I’m struggling. As a British Jew, I’m programmed to support the underdog and my heart bleeds for poor Prince Harry (who will always be prince to me). He couldn’t be expressing his pain more explicitly (for explicit, read: ‘in more of an American fashion’). Yet, as a British Jew, I know the importance of the structures into which we are born. One’s birthplace in the Royal Family sets your role for life and no one is to blame. You live your birthright (or lack of one) as your badge of honour. With privilege comes responsibility, and with a little less responsibility comes an easier package and a little less privilege.

Torah teaches us that all too often the second-born fought the system and won. Our patriarch Jacob tricked his brother out of his birthright, using deception to fight the system, and yet I am reminded of his treatment where he sought refuge by his Uncle Laban. Does Harry think he’s found refuge in the US and will be protected by the warm embrace of American society by speaking their language, baring all, and turning the tight-lipped royal into wearing his heart on his sleeve?

Jacob fled his own behaviour in Laban’s home and yet the tricker became the tricked when he was forced to marry the wrong sister. Who is advising Harry? What does he think these interviews and his book will achieve? Are the people who he thinks are supporting him actually manipulating him for their own gains?

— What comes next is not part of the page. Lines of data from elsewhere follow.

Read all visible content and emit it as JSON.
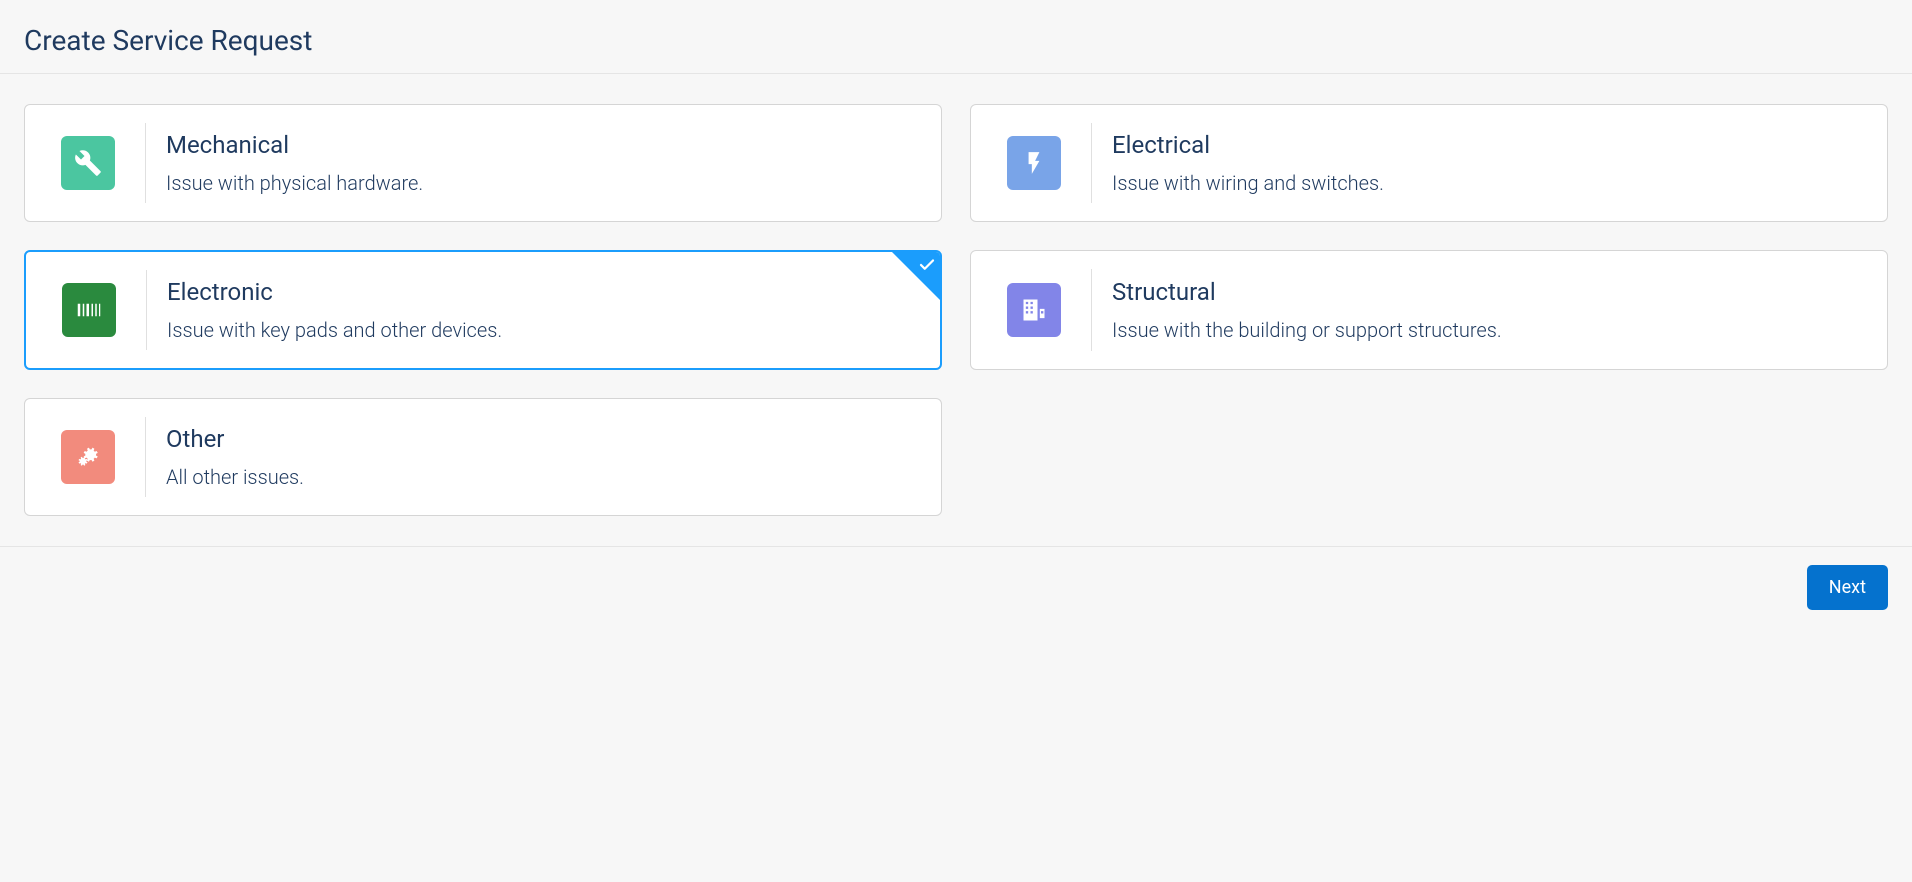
{
  "header": {
    "title": "Create Service Request"
  },
  "cards": [
    {
      "id": "mechanical",
      "title": "Mechanical",
      "desc": "Issue with physical hardware.",
      "icon": "wrench",
      "color": "teal",
      "selected": false
    },
    {
      "id": "electrical",
      "title": "Electrical",
      "desc": "Issue with wiring and switches.",
      "icon": "bolt",
      "color": "blue",
      "selected": false
    },
    {
      "id": "electronic",
      "title": "Electronic",
      "desc": "Issue with key pads and other devices.",
      "icon": "barcode",
      "color": "green",
      "selected": true
    },
    {
      "id": "structural",
      "title": "Structural",
      "desc": "Issue with the building or support structures.",
      "icon": "building",
      "color": "purple",
      "selected": false
    },
    {
      "id": "other",
      "title": "Other",
      "desc": "All other issues.",
      "icon": "gears",
      "color": "coral",
      "selected": false
    }
  ],
  "footer": {
    "next_label": "Next"
  }
}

The Palace’s communications team is so different from the celebrity PR machines that surround Harry and will never respond in a Hollywood style. Yet I so hope that the drawbridge is not raised permanently. It took Jacob to need to cross Esau’s land for the moment of reconciliation to take place. It didn’t come from Jacob feeling guilty for the betrayal, it was a moment of self-interest. What will be the moment of self-interest that causes Harry to reach out to his brother appropriately? When it happens will the brothers va’yishakayhu (bite or kiss)? That word in Genesis 33:4 that has flummoxed the commentators for generations. Did the Jacob and Esau fall on each other and bite or kiss?

I suspect the British and American public will always be in the position of the baffled commentators. We will never really understand what’s going on behind the scenes but I hope that one day Harry, like Jacob, will need to cross William’s land and they too will kiss and make up.